Table 4 Selective antibody therapeutics currently being trialed in combination or as pre-treatments with conventional chemotherapeutics

To summarize, the treatments offered for GC development beyond the H. pylori infection stage generally offer limited curative success or OS of patients up to 5 years or beyond, and while combined strategies show some encouraging outcomes, alternative strategies do need to be given greater consideration, for which the input of the intracellular or extracellular cathepsin proteases cannot be ignored.

Conclusions

In conclusion, the effects that microbes can have in relation to disease onset are very real and in some instances are also being unveiled as an integral part of disease progression. In the context of H. pylori, its role in GC onset and progression is relatively asymptomatic, but over time can give rise to tangible effects with life-threatening consequences.

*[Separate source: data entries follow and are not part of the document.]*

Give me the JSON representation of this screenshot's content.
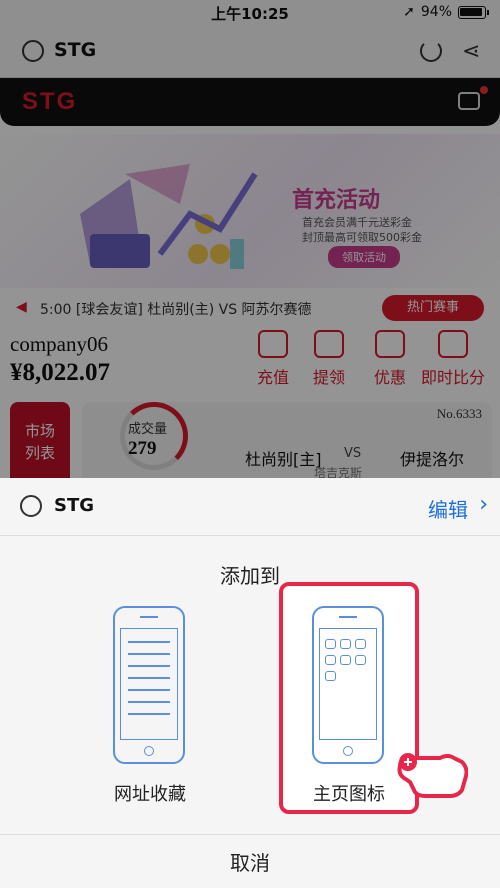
{
  "status_bar": {
    "time": "上午10:25",
    "battery": "94%"
  },
  "nav": {
    "title": "STG"
  },
  "app": {
    "logo": "STG",
    "banner": {
      "title": "首充活动",
      "sub1": "首充会员满千元送彩金",
      "sub2": "封顶最高可领取500彩金",
      "pill": "领取活动"
    },
    "ticker": {
      "text": "5:00 [球会友谊] 杜尚别(主) VS 阿苏尔赛德",
      "hot": "热门赛事"
    },
    "account": {
      "user": "company06",
      "balance": "¥8,022.07"
    },
    "quick_actions": [
      {
        "label": "充值"
      },
      {
        "label": "提领"
      },
      {
        "label": "优惠"
      },
      {
        "label": "即时比分"
      }
    ],
    "market_button": {
      "line1": "市场",
      "line2": "列表"
    },
    "match_card": {
      "volume_label": "成交量",
      "volume": "279",
      "no": "No.6333",
      "home": "杜尚别[主]",
      "vs": "VS",
      "away": "伊提洛尔",
      "venue": "塔吉克斯"
    }
  },
  "sheet": {
    "site": "STG",
    "edit": "编辑",
    "add_to": "添加到",
    "option_bookmark": "网址收藏",
    "option_home": "主页图标",
    "cancel": "取消"
  }
}
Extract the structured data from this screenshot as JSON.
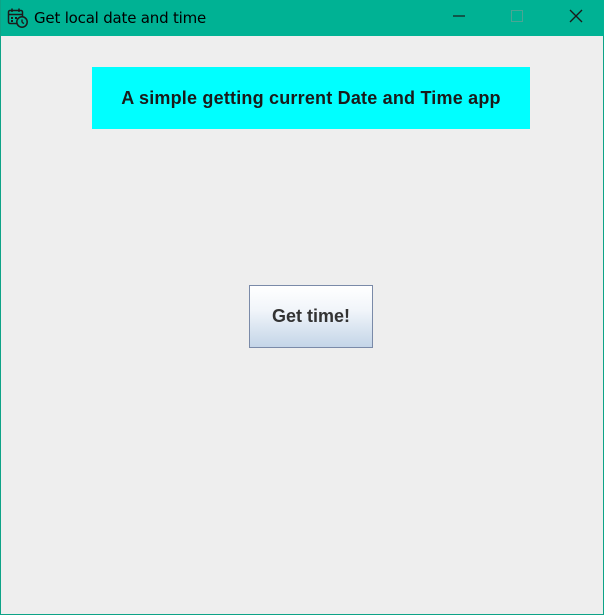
{
  "window": {
    "title": "Get local date and time",
    "app_icon": "calendar-clock-icon",
    "controls": {
      "minimize_icon": "minimize-icon",
      "maximize_icon": "maximize-icon",
      "close_icon": "close-icon"
    }
  },
  "main": {
    "banner_text": "A simple getting current Date and Time app",
    "get_time_label": "Get time!"
  },
  "colors": {
    "titlebar": "#00b294",
    "banner_bg": "#00ffff",
    "client_bg": "#eeeeee"
  }
}
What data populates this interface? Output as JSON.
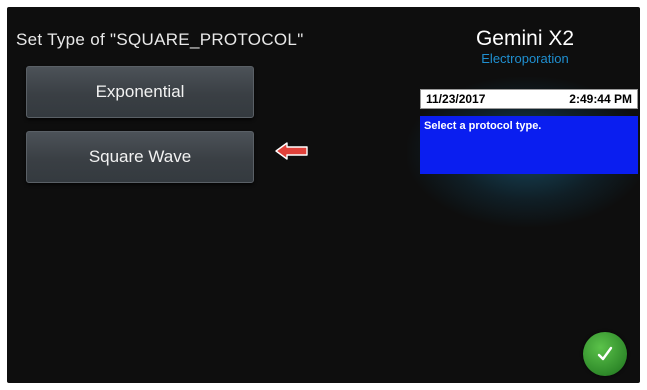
{
  "header": {
    "title": "Set Type of \"SQUARE_PROTOCOL\""
  },
  "options": [
    {
      "label": "Exponential"
    },
    {
      "label": "Square Wave"
    }
  ],
  "brand": {
    "name": "Gemini X2",
    "subtitle": "Electroporation"
  },
  "status": {
    "date": "11/23/2017",
    "time": "2:49:44 PM",
    "message": "Select a protocol type."
  },
  "icons": {
    "pointer": "arrow-left-icon",
    "confirm": "checkmark-icon"
  },
  "colors": {
    "background": "#0e0e0e",
    "button": "#3a3f44",
    "accent_blue": "#1f8fd0",
    "message_bg": "#0a1ef0",
    "arrow": "#e0413a",
    "confirm_green": "#2f8a2a"
  }
}
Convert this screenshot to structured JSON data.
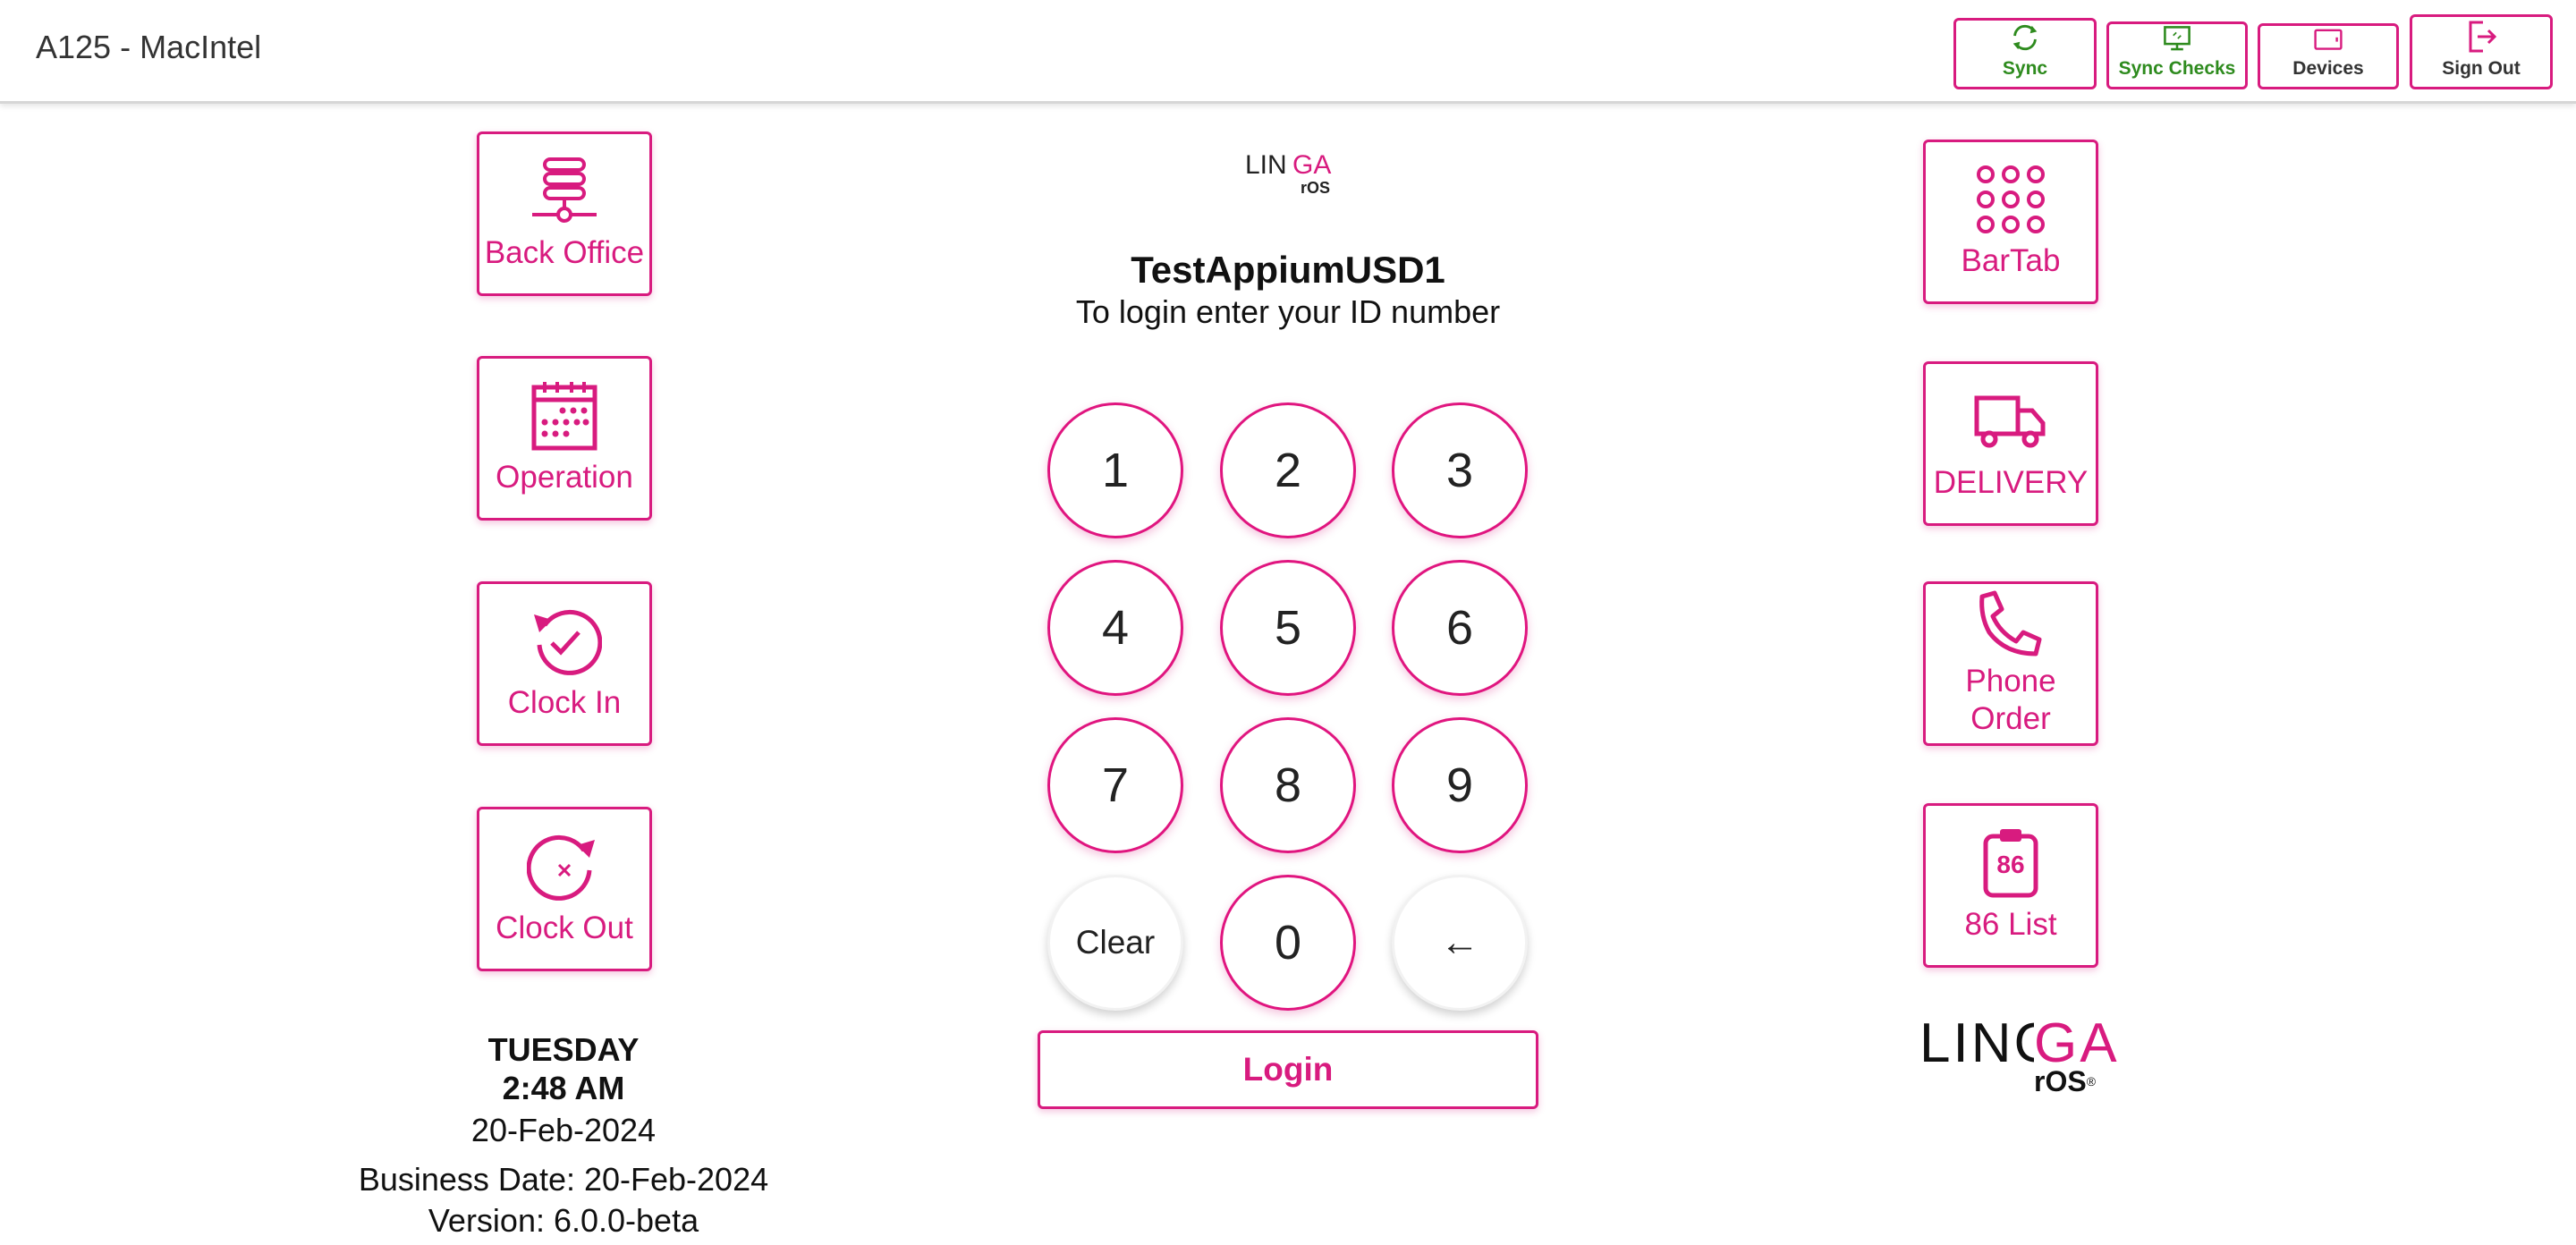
{
  "header": {
    "device_name": "A125 - MacIntel",
    "buttons": {
      "sync": "Sync",
      "sync_checks": "Sync Checks",
      "devices": "Devices",
      "sign_out": "Sign Out"
    }
  },
  "left_tiles": {
    "back_office": "Back Office",
    "operation": "Operation",
    "clock_in": "Clock In",
    "clock_out": "Clock Out"
  },
  "right_tiles": {
    "bartab": "BarTab",
    "delivery": "DELIVERY",
    "phone_order_line1": "Phone",
    "phone_order_line2": "Order",
    "list86": "86 List",
    "list86_badge": "86"
  },
  "login": {
    "store_name": "TestAppiumUSD1",
    "hint": "To login enter your ID number",
    "keys": [
      "1",
      "2",
      "3",
      "4",
      "5",
      "6",
      "7",
      "8",
      "9",
      "Clear",
      "0",
      "←"
    ],
    "login_label": "Login"
  },
  "logo": {
    "brand_main": "LINGA",
    "brand_sub": "rOS",
    "registered": "®"
  },
  "info": {
    "day": "TUESDAY",
    "time": "2:48 AM",
    "date": "20-Feb-2024",
    "business_date": "Business Date: 20-Feb-2024",
    "version": "Version: 6.0.0-beta"
  },
  "colors": {
    "brand_pink": "#d81b7f",
    "sync_green": "#2e8b1e",
    "text_dark": "#222222"
  },
  "icons": {
    "sync": "sync-icon",
    "sync_checks": "monitor-sync-icon",
    "devices": "tablet-icon",
    "sign_out": "sign-out-icon",
    "back_office": "server-icon",
    "operation": "calendar-icon",
    "clock_in": "clock-check-icon",
    "clock_out": "clock-x-icon",
    "bartab": "grid-dots-icon",
    "delivery": "truck-icon",
    "phone_order": "phone-icon",
    "list86": "clipboard-icon"
  }
}
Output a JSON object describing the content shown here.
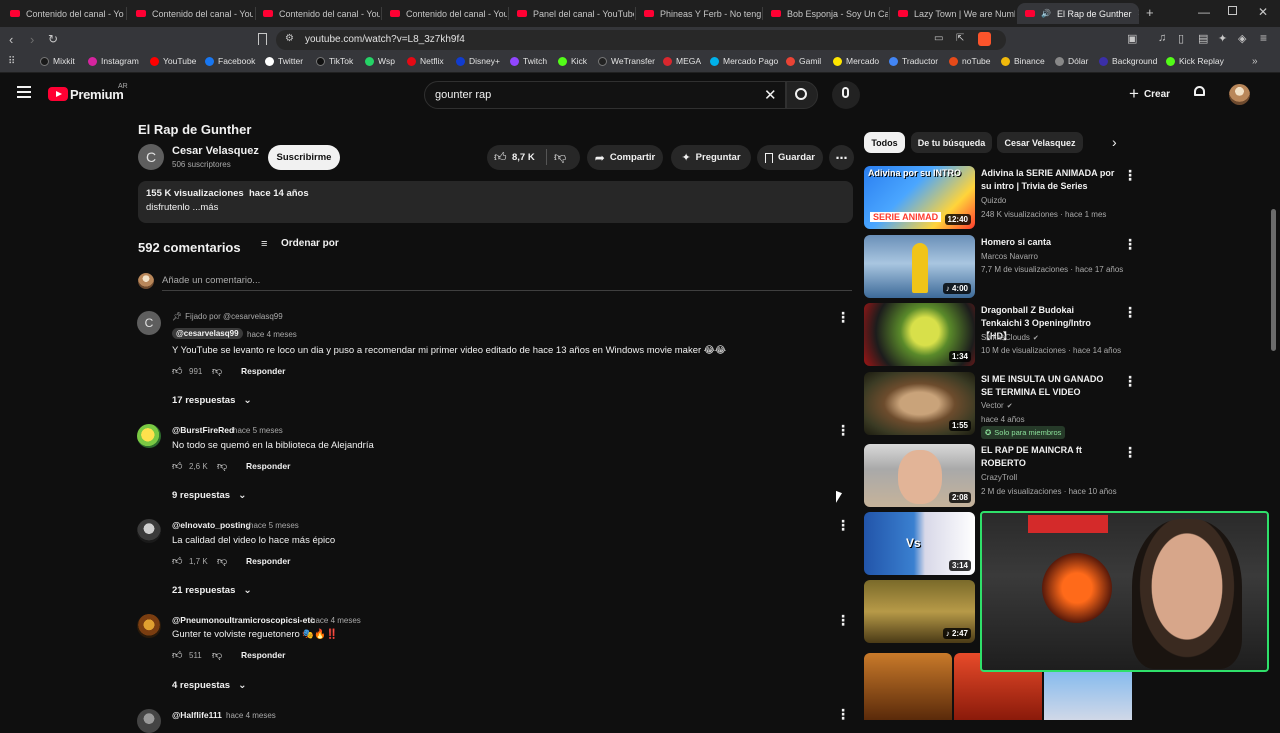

While the initial inert effects of H. pylori infection can be addressed in the clinic with relative ease, its long-term effects culminating through chronic inflammation to GC progression offer little in the way of effective therapy outside of surgical resection. Throughout GC progression, a whole array of significant biological and physiological effects can take place, which offer the basic research communities a number of significant areas for exploration, with a view to mechanistically defining with greater clarity the regulation of the immune response and how it appears to be ‘annexed’ by developing tumors to aid their own progression. While not all types of cancers may share such an etiological component, the growing recognition of the immune response and its involvement in cancer development are nevertheless firmly established. At the cellular level, the input of neutrophils, dendritic cells, macrophages, mast cells and cells from the adaptive immune system share a very complex relationship and, through sheer resilience, the scientific community is unravelling the relationships such cellular components share with each other or with the tumor, and particularly in the context of GC progression. At the heart of this is the dynamic relationship shared by the immune system, the ECM and the TME in permitting a whole raft of effects to take place in permitting the growth of tumor cells, their metastasis and vascularization. Indeed, key proteins that help in modulating such a dynamic at the molecular level, which are being viewed to carry significance throughout disease progression, are the cathepsin proteases. While originally thought to be just lysosomal proteases, essential to the process of protein degradation, they are without question emerging as essential players during microbial-mediated disease progression, through their diverse activities extracellularly and within the cell.